20 year old Cleo Sol was born to musical parents who met in a Jazz band. Her Mum, half Serbian and Spanish, is a singer and plays the guitar and flute. Cleo’s Jamaican Dad plays the bass and piano. Cleo quickly became the singer in the family, jostling for attention amongst seven other siblings, she received a second hand karaoke player from her mum which gave her a platform to display her early talents to her musical family.
It was Stevie Wonder’s ‘Don’t You Worry Bout a Thing’ that struck the loudest chord with Cleo as a youngster discovering music. “It’s inspirational in terms of putting together a track, the technicalities of the song, and how Stevie sounds so perfect in just one take. That’s how music should be”.

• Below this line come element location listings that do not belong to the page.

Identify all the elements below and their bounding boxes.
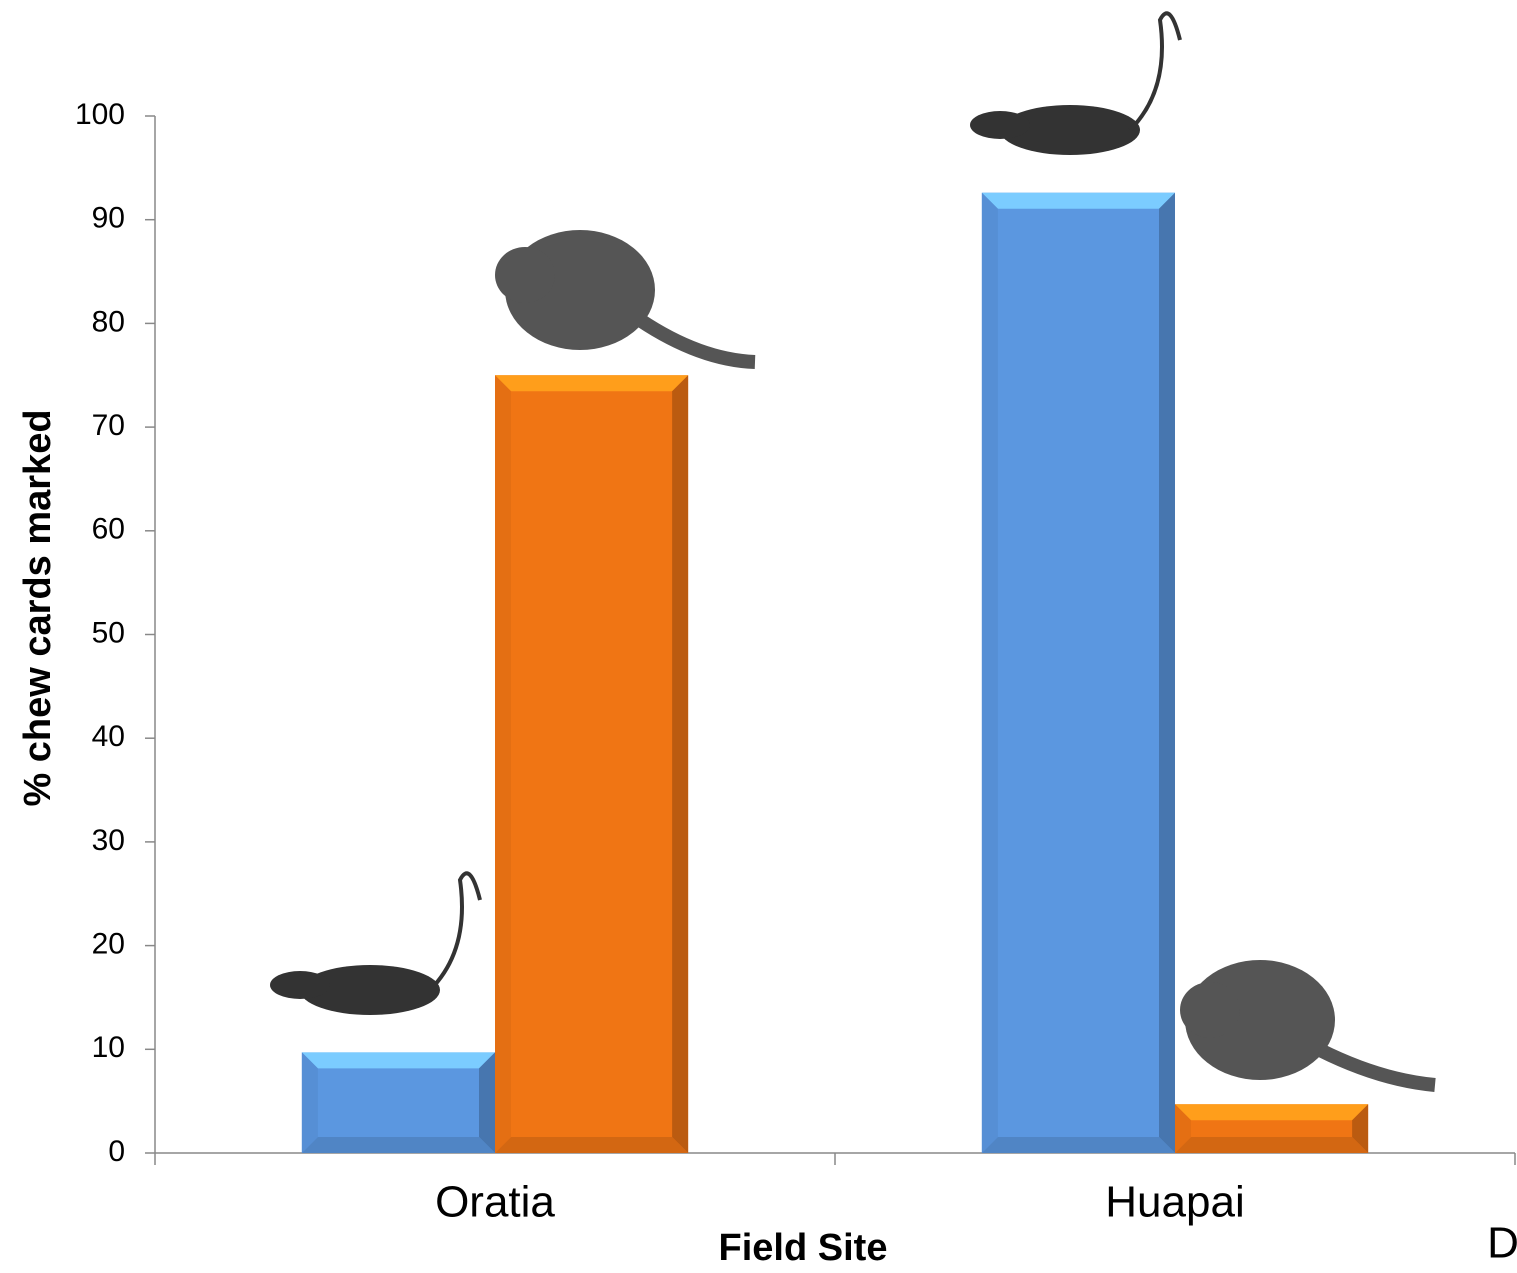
bar [301,1052,495,1153]
bar-bevel-bottom [495,1137,689,1153]
bar-bevel-top [1175,1104,1369,1121]
y-tick-label: 80 [92,305,125,338]
bar-bevel-top [981,192,1175,209]
possum-illustration [1180,960,1436,1092]
y-tick-label: 0 [108,1135,125,1168]
bar-bevel-bottom [981,1137,1175,1153]
bar-bevel-right [479,1052,495,1153]
bar-bevel-top [495,375,689,392]
panel-label: D [1487,1219,1517,1268]
y-tick-label: 10 [92,1031,125,1064]
y-tick-label: 50 [92,616,125,649]
y-tick-label: 40 [92,720,125,753]
bar-bevel-left [981,192,998,1153]
x-tick-label: Oratia [435,1178,555,1227]
y-tick-label: 20 [92,928,125,961]
y-tick-label: 60 [92,513,125,546]
bar-bevel-right [672,375,689,1153]
bar [981,192,1175,1153]
bar-bevel-bottom [1175,1137,1369,1153]
bar-bevel-bottom [301,1137,495,1153]
y-tick-label: 100 [75,98,125,131]
bar-bevel-right [1352,1104,1369,1153]
y-tick-label: 30 [92,824,125,857]
rat-illustration [270,871,482,1015]
bar-bevel-top [301,1052,495,1069]
bar-bevel-left [1175,1104,1191,1153]
y-tick-label: 70 [92,409,125,442]
rat-illustration [970,11,1182,155]
x-axis-title: Field Site [719,1227,888,1269]
bar-bevel-left [301,1052,318,1153]
possum-illustration [495,230,756,369]
y-axis-title: % chew cards marked [17,409,59,806]
bar-bevel-right [1159,192,1175,1153]
bar [495,375,689,1153]
bar-bevel-left [495,375,511,1153]
x-tick-label: Huapai [1105,1178,1244,1227]
y-tick-label: 90 [92,202,125,235]
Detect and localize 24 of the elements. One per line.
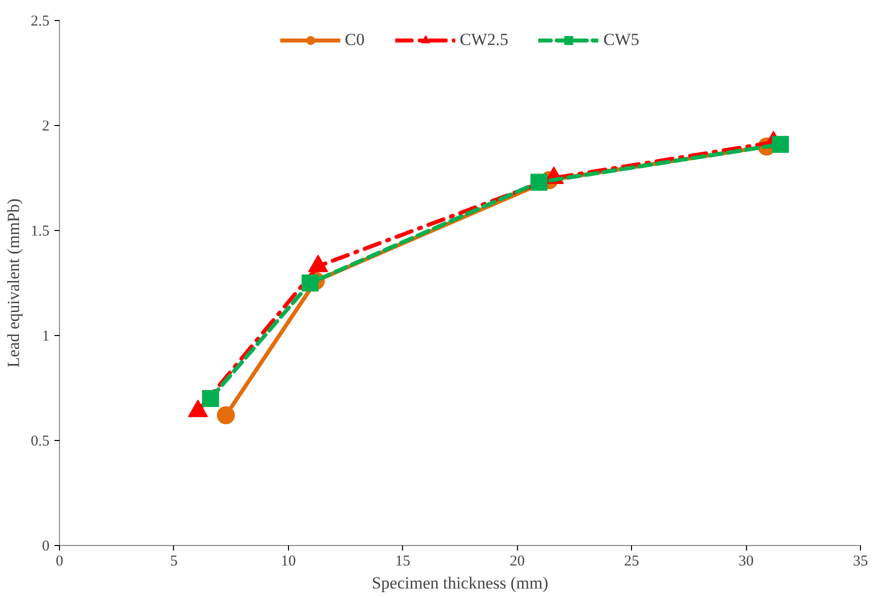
y-tick-label: 2 xyxy=(42,118,50,134)
x-axis-title: Specimen thickness (mm) xyxy=(372,574,548,592)
y-tick-label: 1.5 xyxy=(30,224,50,240)
legend-label: CW2.5 xyxy=(460,30,508,50)
point xyxy=(202,390,220,407)
point xyxy=(302,274,319,292)
x-tick-label: 5 xyxy=(170,554,178,570)
x-tick-label: 20 xyxy=(510,554,525,570)
x-tick-label: 30 xyxy=(738,554,754,570)
y-tick-label: 0.5 xyxy=(30,434,50,450)
y-tick-label: 2.5 xyxy=(30,14,50,30)
y-axis-title: Lead equivalent (mmPb) xyxy=(4,198,23,368)
x-tick-label: 35 xyxy=(853,554,868,570)
legend-label: CW5 xyxy=(603,30,640,50)
point xyxy=(216,406,235,424)
point xyxy=(530,174,548,191)
x-tick-label: 25 xyxy=(624,554,640,570)
x-tick-label: 15 xyxy=(395,554,410,570)
point xyxy=(772,136,789,153)
legend-label: C0 xyxy=(344,30,365,50)
y-tick-label: 0 xyxy=(42,538,50,554)
x-tick-label: 0 xyxy=(56,554,64,570)
x-tick-label: 10 xyxy=(280,554,296,570)
y-tick-label: 1 xyxy=(42,328,50,344)
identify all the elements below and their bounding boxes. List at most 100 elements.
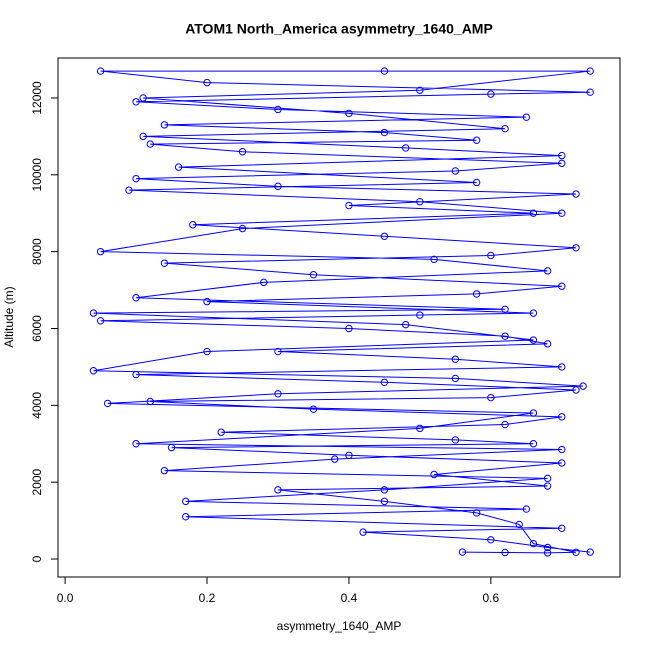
point	[309, 270, 318, 279]
point	[380, 497, 389, 506]
point	[522, 505, 531, 513]
point	[345, 109, 353, 118]
point	[380, 486, 389, 494]
y-tick-label: 2000	[30, 469, 44, 496]
point	[501, 420, 509, 429]
point	[501, 124, 509, 133]
point	[89, 309, 98, 317]
point	[558, 209, 566, 217]
point	[529, 409, 538, 417]
point	[501, 332, 509, 340]
x-tick-label: 0.4	[341, 591, 358, 605]
point	[331, 455, 339, 463]
point	[103, 399, 112, 408]
point	[416, 86, 424, 94]
point	[217, 428, 225, 436]
point	[558, 363, 566, 371]
point	[345, 451, 353, 459]
point	[182, 497, 190, 506]
point	[558, 282, 566, 290]
point	[451, 436, 460, 444]
point	[160, 259, 169, 267]
y-tick-label: 6000	[30, 315, 44, 342]
point	[274, 347, 282, 356]
plot-frame	[57, 57, 621, 578]
point	[487, 251, 495, 260]
point	[543, 543, 552, 552]
point	[543, 482, 552, 490]
point	[529, 440, 538, 448]
point	[543, 340, 552, 348]
point	[572, 548, 580, 556]
point	[203, 78, 211, 87]
point	[89, 367, 98, 375]
point	[139, 132, 147, 141]
point	[586, 67, 594, 75]
point	[543, 267, 552, 275]
point	[543, 549, 552, 557]
point	[558, 413, 566, 421]
point	[529, 209, 538, 217]
point	[451, 374, 460, 383]
point	[160, 121, 169, 129]
point	[472, 136, 481, 144]
chart-title: ATOM1 North_America asymmetry_1640_AMP	[185, 21, 493, 37]
point	[558, 445, 566, 454]
point	[558, 159, 566, 167]
point	[472, 178, 481, 187]
point	[132, 98, 140, 106]
point	[402, 144, 410, 152]
point	[274, 486, 282, 494]
y-axis-label: Altitude (m)	[2, 286, 16, 347]
point	[132, 370, 140, 379]
point	[139, 94, 147, 102]
point	[380, 67, 389, 75]
point	[558, 151, 566, 160]
point	[132, 440, 140, 448]
point	[174, 163, 183, 171]
point	[274, 182, 282, 191]
point	[586, 88, 594, 96]
point	[458, 548, 467, 556]
point	[189, 221, 197, 229]
point	[472, 509, 481, 517]
point	[132, 294, 140, 302]
x-tick-label: 0.6	[483, 591, 500, 605]
point	[380, 232, 389, 240]
point	[96, 247, 105, 256]
point	[238, 224, 247, 233]
point	[380, 378, 389, 386]
series-line	[93, 70, 591, 554]
point	[558, 459, 566, 467]
point	[309, 405, 318, 413]
point	[572, 190, 580, 198]
point	[345, 201, 353, 210]
point	[472, 290, 481, 298]
point	[96, 317, 105, 325]
point	[579, 382, 587, 390]
point	[572, 386, 580, 394]
point	[359, 528, 367, 536]
point	[529, 539, 538, 548]
point	[515, 520, 523, 529]
point	[96, 67, 105, 75]
point	[522, 113, 531, 121]
y-tick-label: 0	[30, 555, 44, 562]
x-tick-label: 0.0	[57, 591, 74, 605]
point	[160, 466, 169, 475]
point	[238, 148, 247, 156]
point	[543, 474, 552, 483]
point	[487, 90, 495, 98]
point	[572, 244, 580, 252]
point	[402, 320, 410, 329]
point	[487, 393, 495, 402]
point	[451, 355, 460, 363]
point	[203, 297, 211, 306]
point	[260, 278, 268, 287]
x-tick-label: 0.2	[199, 591, 216, 605]
point	[430, 470, 438, 479]
point	[451, 167, 460, 175]
point	[203, 347, 211, 356]
y-tick-label: 8000	[30, 238, 44, 265]
point	[416, 311, 424, 319]
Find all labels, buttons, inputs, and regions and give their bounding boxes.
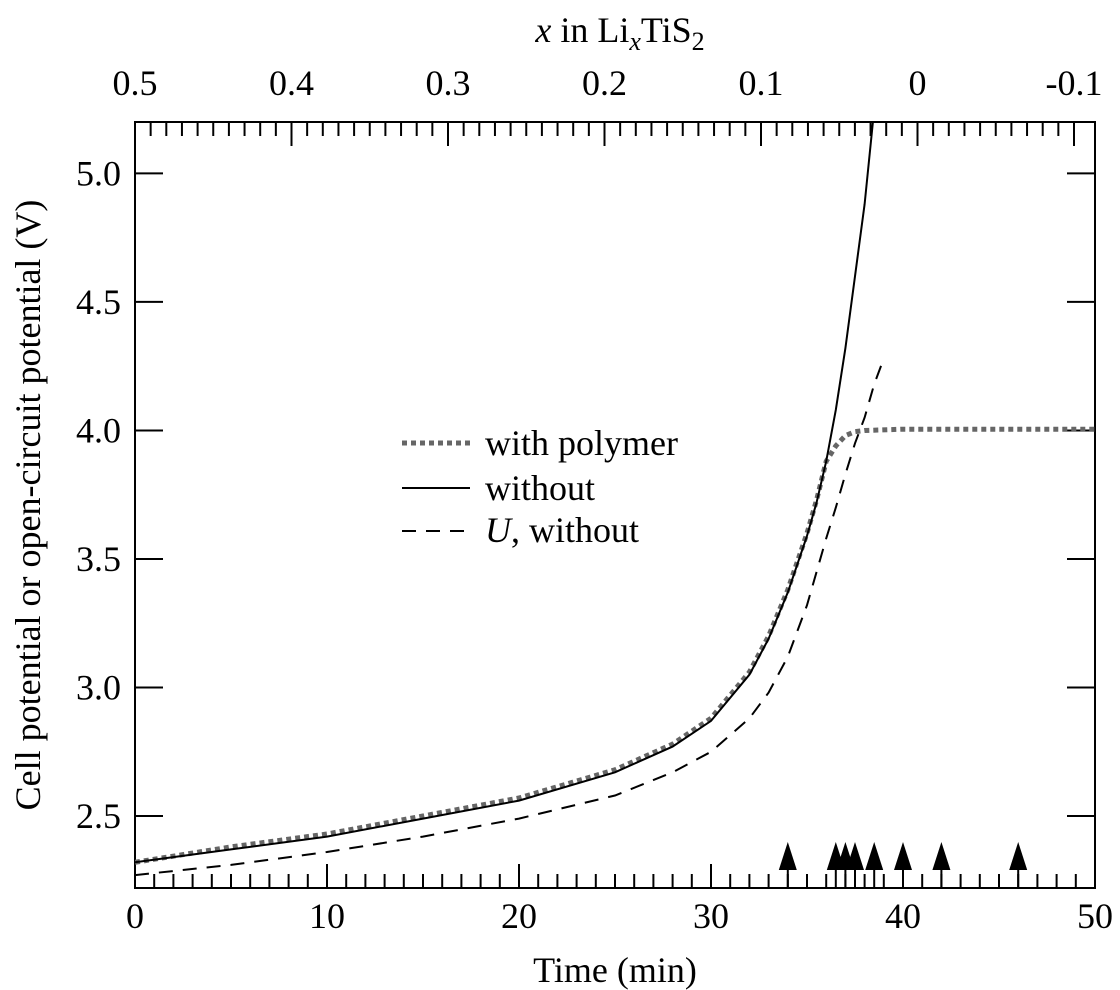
x-top-tick-label: 0.2 bbox=[582, 63, 627, 103]
x-tick-label: 30 bbox=[693, 896, 729, 936]
y-tick-label: 3.0 bbox=[76, 668, 121, 708]
y-tick-label: 5.0 bbox=[76, 153, 121, 193]
x-tick-label: 40 bbox=[885, 896, 921, 936]
legend-label-with-polymer: with polymer bbox=[485, 423, 678, 463]
y-tick-label: 3.5 bbox=[76, 539, 121, 579]
plot-area: 0 10 20 30 40 50 0.5 0.4 0.3 0.2 0.1 0 -0.1 2.5 3.0 3.5… bbox=[76, 63, 1113, 936]
top-title-x: x bbox=[534, 10, 551, 50]
arrow-marker bbox=[1009, 842, 1028, 870]
top-axis-title: x in LixTiS2 bbox=[534, 10, 704, 56]
x-top-tick-label: 0.3 bbox=[426, 63, 471, 103]
arrow-marker bbox=[932, 842, 951, 870]
x-tick-label: 0 bbox=[126, 896, 144, 936]
series-line-u-without bbox=[135, 358, 885, 877]
arrow-markers bbox=[778, 842, 1028, 888]
top-title-tis: TiS bbox=[641, 10, 692, 50]
series-line-without bbox=[135, 122, 874, 864]
top-title-sub-2: 2 bbox=[692, 27, 705, 56]
x-top-tick-label: -0.1 bbox=[1046, 63, 1103, 103]
legend-label-without: without bbox=[485, 468, 595, 508]
x-top-tick-label: 0.5 bbox=[113, 63, 158, 103]
y-tick-label: 4.5 bbox=[76, 282, 121, 322]
arrow-marker bbox=[778, 842, 797, 870]
series-layer bbox=[135, 122, 1095, 877]
x-tick-label: 50 bbox=[1077, 896, 1113, 936]
y-axis-title: Cell potential or open-circuit potential… bbox=[8, 200, 48, 811]
arrow-marker bbox=[846, 842, 864, 870]
x-top-tick-label: 0.1 bbox=[739, 63, 784, 103]
legend-label-u-italic: U bbox=[485, 510, 513, 550]
legend: with polymer without U, without bbox=[402, 423, 678, 550]
x-top-tick-label: 0.4 bbox=[269, 63, 314, 103]
arrow-marker bbox=[865, 842, 884, 870]
x-axis-title: Time (min) bbox=[533, 950, 697, 990]
legend-label-u-without: U, without bbox=[485, 510, 639, 550]
top-title-sub-x: x bbox=[628, 27, 641, 56]
series-line-with-polymer bbox=[135, 426, 1095, 865]
x-tick-label: 10 bbox=[309, 896, 345, 936]
legend-label-u-rest: , without bbox=[511, 510, 639, 550]
y-tick-label: 4.0 bbox=[76, 410, 121, 450]
x-tick-label: 20 bbox=[501, 896, 537, 936]
x-top-tick-label: 0 bbox=[909, 63, 927, 103]
top-title-in: in Li bbox=[551, 10, 629, 50]
y-tick-label: 2.5 bbox=[76, 796, 121, 836]
arrow-marker bbox=[894, 842, 912, 870]
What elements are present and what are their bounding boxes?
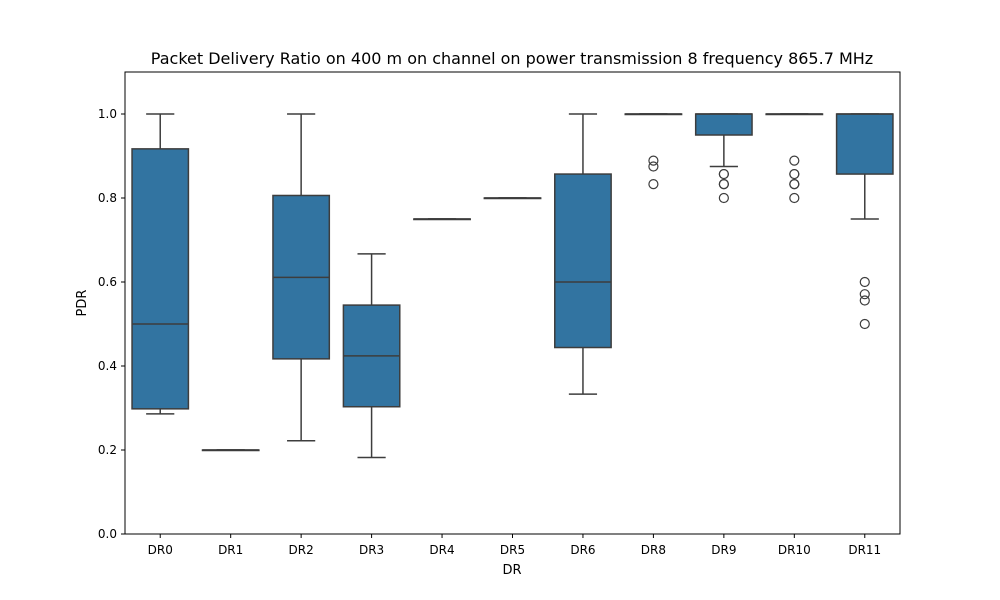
y-axis: 0.0 0.2 0.4 0.6 0.8 1.0 bbox=[98, 107, 125, 541]
box-dr5 bbox=[483, 197, 542, 200]
box-dr3 bbox=[342, 253, 401, 459]
x-tick-label: DR11 bbox=[848, 543, 881, 557]
x-tick-label: DR10 bbox=[778, 543, 811, 557]
y-tick-label: 0.6 bbox=[98, 275, 117, 289]
y-axis-label: PDR bbox=[75, 290, 90, 317]
outlier-point bbox=[718, 192, 729, 204]
chart-title: Packet Delivery Ratio on 400 m on channe… bbox=[151, 49, 873, 68]
x-tick-label: DR5 bbox=[500, 543, 525, 557]
outlier-point bbox=[789, 192, 800, 204]
x-axis: DR0 DR1 DR2 DR3 DR4 DR5 DR6 DR8 DR9 DR10 DR11 bbox=[148, 534, 881, 557]
box-dr2 bbox=[272, 113, 331, 442]
box-iqr bbox=[554, 173, 612, 349]
x-tick-label: DR2 bbox=[289, 543, 314, 557]
outlier-point bbox=[648, 179, 659, 190]
outlier-point bbox=[648, 155, 659, 166]
x-tick-label: DR9 bbox=[711, 543, 736, 557]
x-axis-label: DR bbox=[502, 563, 521, 578]
plot-area bbox=[131, 113, 894, 459]
outlier-point bbox=[718, 179, 729, 190]
x-tick-label: DR4 bbox=[429, 543, 454, 557]
box-dr0 bbox=[131, 113, 190, 415]
outlier-point bbox=[859, 318, 870, 330]
outlier-point bbox=[859, 289, 870, 300]
x-tick-label: DR1 bbox=[218, 543, 243, 557]
outlier-point bbox=[789, 168, 800, 180]
outlier-point bbox=[648, 161, 659, 172]
y-tick-label: 0.8 bbox=[98, 191, 117, 205]
y-tick-label: 1.0 bbox=[98, 107, 117, 121]
x-tick-label: DR6 bbox=[570, 543, 595, 557]
box-dr6 bbox=[554, 113, 612, 395]
outlier-point bbox=[718, 168, 729, 180]
y-tick-label: 0.4 bbox=[98, 359, 117, 373]
box-dr1 bbox=[201, 449, 260, 452]
box-iqr bbox=[131, 148, 190, 410]
x-tick-label: DR3 bbox=[359, 543, 384, 557]
box-dr9 bbox=[694, 113, 753, 204]
outlier-point bbox=[859, 276, 870, 288]
box-dr4 bbox=[413, 218, 471, 221]
x-tick-label: DR8 bbox=[641, 543, 666, 557]
box-dr8 bbox=[624, 113, 683, 190]
box-iqr bbox=[835, 113, 894, 175]
box-dr10 bbox=[765, 113, 824, 204]
outlier-point bbox=[789, 155, 800, 166]
x-tick-label: DR0 bbox=[148, 543, 173, 557]
box-dr11 bbox=[835, 113, 894, 330]
outlier-point bbox=[859, 295, 870, 306]
plot-frame bbox=[124, 71, 901, 535]
outlier-point bbox=[789, 179, 800, 190]
box-iqr bbox=[694, 113, 753, 136]
y-tick-label: 0.2 bbox=[98, 443, 117, 457]
y-tick-label: 0.0 bbox=[98, 527, 117, 541]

Cleo’s inspirations derive from her parents musical passions, shuffling through a record collection of classics across Motown, Reggae, Latin, and Acid Jazz. Cleo developed her own taste, inspired by pop culture of the day. Akin to millions of other young girls, Cleo loved the Spice Girls, and wanted to grow up to be flame-haired Geri. These days she’s loving House music, Ed Sheeran, Wretch 32 and Frank Ocean.
A West London girl at heart, Cleo was born and raised in Ladbroke Grove and was brought up with a strong sense of community. A regular at the annual, famous Notting Hill Carnival, Cleo is often spotted cycling around the roads of West London. The slightly cooler, more beautiful ‘girl-next-door’, Cleo, loves fashion and she says her style is influenced by her Dad’s ‘rockabilly’, mixed with grunge and 80′s era music; “If all else fails, it’s all about the big hair and big earrings”, she says.
A stint at a local youth centre paired with a dedicated and motivational singing teacher came together to alter Cleo’s passion for singing from a hobby to a serious profession at the age of 16, and she began song-writing and honing her vocals on a weekly basis, later performing at monthly showcases. After reinventing herself as ‘Cleo Sol’ (the Sol paying homage to her sunny Spanish heritage) and posting a few tracks onto her MySpace page in her late teens, veteran underground producer Davinche (Kano’s P’s & Q’s) spotted the singer and asked her to collaborate on some tracks.
Her relationship with Davinche would prove to be instrumental in putting Cleo on the map in terms of the UK underground music scene. The partnership with Davinche led to tracks with Tinie Tempah on ‘Tears’, Wretch 32’s ‘Dancefloor’, Davinche’s ‘Hero’ and ‘Riding for Love’ alongside Bashy. Cleo also featured on ‘Give a Little Love’, the official Orange Rockcorps anthem alongside Roll Deep, Wretch 32 and Aggro Santos. Showing her versatility, Cleo also featured on Funky House songs ‘Addicted’ and ‘Time to Let Go’.
Her promo tracks in 2011 ‘LoveBass’ and ‘Call for Me’ received heavy support from BBC Radio 1, 1Xtra, Kiss, Choice and Rinse DJs (Swerve, Trevor Nelson, Target, Manny Norte, Ace n Vis and Ronnie Herrel). ‘Call for Me’ was selected by Twin B as 1Xtra’s ‘Best of British Track of the Week’ in early May 2011.
In addition to receiving key radio play, industry taste-makers (including ILUVLIVE, MOBO and Urban Development) began to spot Cleo, marking her as a ‘one to watch in 2011′.